Bei all diesen in ihrer Entstehungsgeschichte durchaus unterschiedlichen Spielarten von Populismus zeigen sich wesentliche Gemeinsamkeiten, die im Übergang aus dem „Goldenen Zeitalter“ (Eric Hobsbawm) während der 1960er und 1970er Jahre in zugespitzter Form in den 1980er Jahren dann zum ersten Mal im Hinblick auf Europa in Jugoslawien sichtbar wurden. Zusammenfassend seien hier vier charakteristische Elemente genannt, die auch in Westeuropa zum Vorschein kommen.

  • Erstens: In diesen Krisensituationen wird die Vorstellung von einem ethnonationalen Kollektiv als Ersatz für gescheiterte gesamtgesellschaftliche Prosperität dominant. Wenn schon ein allgemeines Versprechen von Prosperität nicht mehr einlösbar scheint, dann sollen wenigstens nicht die „Anderen“ von den Resten des Wohlfahrtstaates profitieren, sondern nur die Angehörigen des „eigentlichen“ Volks.
  • Zweitens: Es handelt sich nicht in erster Linie um einen Führerkult. Vielmehr ist ein Kult des Volkes, der vox populi, wie es Ivan Čolović genannt hat. Milošević inszenierte sich nicht als Führer, sondern als Sprachrohr der überhistorisch geltenden Wahrheiten, die immer aus dem Volk kommen.
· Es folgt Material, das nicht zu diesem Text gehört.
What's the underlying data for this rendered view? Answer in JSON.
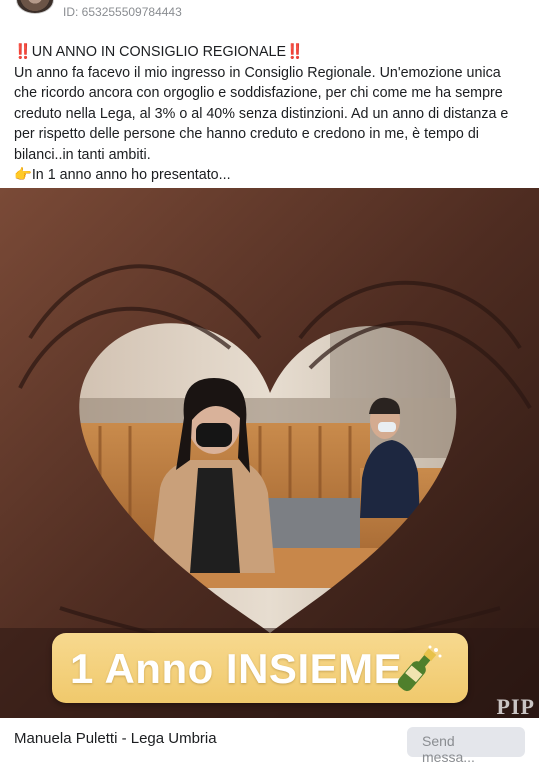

Was volkstümlich (narodno) war, war authentisch und damit wahrhaftig. Kritiker der Verhältnisse konnten dagegen keine echten Serben (Kroaten, Albaner usw.) sein, waren vielmehr „nicht-volkstümliche“ (nenarodni) Elemente.
  • Drittens: Abgrenzung und Ausgrenzung sind in dieser Konzeption von systematischer Bedeutung. Treibstoff für den Populismus war wie angedeutet die Beschwörung einer islamischen Bedrohung, die im Kosovo ihren Ausgangspunkt hatte. Die 1990er Jahre waren geprägt von einer antimuslimischen Rhetorik, in der Serbien und den Serben die Aufgabe zukam, Europa vor der islamischen Gefahr zu warnen und gerade im Bosnien-Krieg zu schützen, was in den Augen der Protagonisten dieser Rhetorik vom Westen tragischerweise nicht erkannt worden sei.
  • Viertens: Es ist deutlich geworden, dass für die Dominanz des Populismus als Herrschaftsform die skizierte Zurichtung der öffentlichen Sphäre eine Grundbedingung war. Der kanadische Forscher Chip Gagnon hat betont, dass es irreführend sei, von populistischer Mobilisierung zu sprechen. Was tatsächlich geschehe, sei die Demobilisierung der Öffentlichkeit, das Wirken aller anderen gesellschaftlichen Akteure wird blockiert, marginalisiert und so der Raum für die Dominanz populistischer politischer Praktiken geschaffen.

Ein besonderes Moment aber ist die im Populismus – egal wo er in Erscheinung tritt – als Herrschaftsform notwendig innewohnende Eskalationsdynamik. Populistische Bewegungen, populistische Regimes können nicht die Versprechen einer völkisch gewendeten Prosperität einlösen. Die Erwartungen jener gesellschaftlichen Segmente, die diese Bewegungen unterstützen, werden damit notwendig permanent frustriert. Dadurch bedarf Herrschaftserhalt unter solchen Bedingungen immer neuer Formen der Eskalation. In Jugoslawien führte dieser Versuch des immer tiefer destabilisierenden Machterhalts von populistischen Regimes in den Krieg der 1990er Jahre.


Literaturhinweise:

  • Thomas Bremer (u. a., Hrsg.): Serbiens Weg in den Krieg. Kollektive Erinnerung, nationale Formierung und ideologische Aufrüstung. Berlin 1998.

  • Ivan Čolović: Bordell der Krieger: Folklore, Politik und Krieg. Osnabrück 1994.

  • Ders.: The Politics of Symbol in Serbia: Essays in Political Anthropology. London 2002.

  • V. P. (Chip) Gagnon: The Myth of Ethnic War. Serbia and Croatia in the 1990s. Ithaca/London 2004.